Nearest Airport All New York airports JFK EWR LGA

Travel

The Intrepid is right in New York City. Usually I’d fly there. This time I had flown from Dayton to Philadelphia, as going to NYC was an ad-hoc decision, and took the Amtrak Acela Express train from Philadelpia’s 30th Street Station to New York Penn Station. Getting to the Philadelphia Amtrak Station from the airport is easy on a commuter train that leaves PHL every half hour. The Acela Express train is a comfortable ride, but it doesn’t reach European standards. For both trains its advisable to carry only light luggage.
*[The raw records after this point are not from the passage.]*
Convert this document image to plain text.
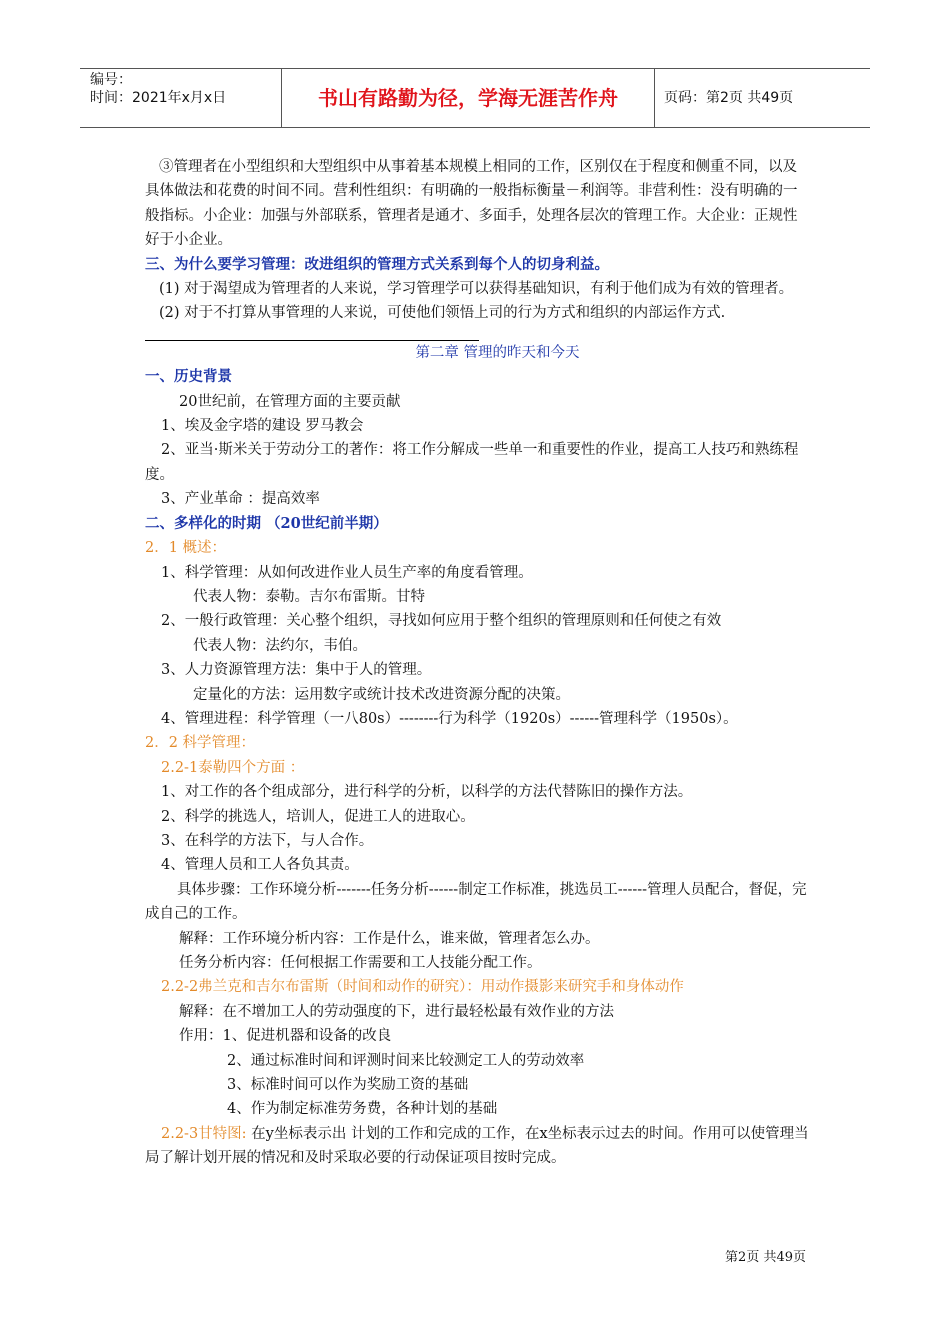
编号：
时间：2021年x月x日	书山有路勤为径，学海无涯苦作舟	页码：第2页 共49页

③管理者在小型组织和大型组织中从事着基本规模上相同的工作，区别仅在于程度和侧重不同，以及具体做法和花费的时间不同。营利性组织：有明确的一般指标衡量－利润等。非营利性：没有明确的一般指标。小企业：加强与外部联系，管理者是通才、多面手，处理各层次的管理工作。大企业：正规性好于小企业。

三、为什么要学习管理：改进组织的管理方式关系到每个人的切身利益。

(1) 对于渴望成为管理者的人来说，学习管理学可以获得基础知识，有利于他们成为有效的管理者。

(2) 对于不打算从事管理的人来说，可使他们领悟上司的行为方式和组织的内部运作方式.

第二章 管理的昨天和今天

一、历史背景

20世纪前，在管理方面的主要贡献

1、埃及金字塔的建设 罗马教会

2、亚当·斯米关于劳动分工的著作：将工作分解成一些单一和重要性的作业，提高工人技巧和熟练程度。

3、产业革命 ：提高效率

二、多样化的时期 （20世纪前半期）

2．1 概述：

1、科学管理：从如何改进作业人员生产率的角度看管理。

代表人物：泰勒。吉尔布雷斯。甘特

2、一般行政管理：关心整个组织，寻找如何应用于整个组织的管理原则和任何使之有效

代表人物：法约尔，韦伯。

3、人力资源管理方法：集中于人的管理。

定量化的方法：运用数字或统计技术改进资源分配的决策。

4、管理进程：科学管理（一八80s）--------行为科学（1920s）------管理科学（1950s）。

2．2 科学管理：

2.2-1泰勒四个方面 ：

1、对工作的各个组成部分，进行科学的分析，以科学的方法代替陈旧的操作方法。

2、科学的挑选人，培训人，促进工人的进取心。

3、在科学的方法下，与人合作。

4、管理人员和工人各负其责。

具体步骤：工作环境分析-------任务分析------制定工作标准，挑选员工------管理人员配合，督促，完成自己的工作。

解释：工作环境分析内容：工作是什么，谁来做，管理者怎么办。

任务分析内容：任何根据工作需要和工人技能分配工作。

2.2-2弗兰克和吉尔布雷斯（时间和动作的研究）：用动作摄影来研究手和身体动作

解释：在不增加工人的劳动强度的下，进行最轻松最有效作业的方法

作用：1、促进机器和设备的改良

2、通过标准时间和评测时间来比较测定工人的劳动效率

3、标准时间可以作为奖励工资的基础

4、作为制定标准劳务费，各种计划的基础

2.2-3甘特图: 在y坐标表示出 计划的工作和完成的工作，在x坐标表示过去的时间。作用可以使管理当局了解计划开展的情况和及时采取必要的行动保证项目按时完成。

第2页 共49页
In NYC, I stayed at the Westin New York Grand Central, which is just one block west of my home of two years (in 1995/96) at 5 Tudor City Place and also close to a friend’s apartment building. The Westin is a good hotel, but loses points for charging for WiFi. That’s outdated policy. WiFi is like water.

The way you get around in NYC is to take public transport. Taxis and Ubers and Lyfts are merely an expensive way to sit around in traffic congestion. Staying at the Westin on 42 St, it’s a single bus ride across town on M42 to get to the Intrepid Museum.

The Museum

Growler

The Intrepid museum attracts over a million visitors a year and is a very busy place in summer. The exhibition space on the Intrepid includes the ship’s flight deck, the hangar deck, and below the hangar deck you can tour the ship’s crew mess hall, the pilot briefing rooms, and other function areas of the ship.

Further exhibits are on and by the pier. Docked on the other pier side is USS Growler (SSG-577), one of the earliest submarines in the Cold War U.S. Navy fleet carrying nuclear-tipped Regulus cruise missiles. The Growler is open for tours.

Concorde

The far end of the pier is where the BAC/Aerospatiale Concorde G-BOAD has found her permanent resting place on the Hudson river. There are chairs and tables under her wings and fuselage inviting you to take a break. She should still be flying; she’s an umbrella instead.

A-12

On the flight deck you can find one of Lockheed Shunk Works’ famous “Blackbirds”. The Intrepid’s Blackbird is an A-12, which was the first series of these Mach 3.2+ reconnaissance aircraft; designed for, ordered by, and operated by the CIA.

The A-12 evolved into a high-speed interceptor prototype YF-12, a drone-carrier aricraft M-21, and into the famous U.S. Air Force reconnaissance aircraft type SR-71. The A-12 is said to be the fastest of all these types, even though the official world records are all held by SR-71s.

Shuttle

The star of the Intrepid collection is the U.S. Space Shuttle program’s atmospheric test vehicle, the Shuttle Orbiter “Enterprise”. This orbiter was used to test the flight characteristics of the orbiter on return from space; it never flew into space. It was on exhibit at the Smithsonian Air and Space Museum until the shuttle fleet was retired and then awarded to the Intrepid museum. It sits in a climate-controlled (and very dark) hangar-structure at the end of Intrepid’s flight deck. The museum charges an extra fee to see the Enterprise.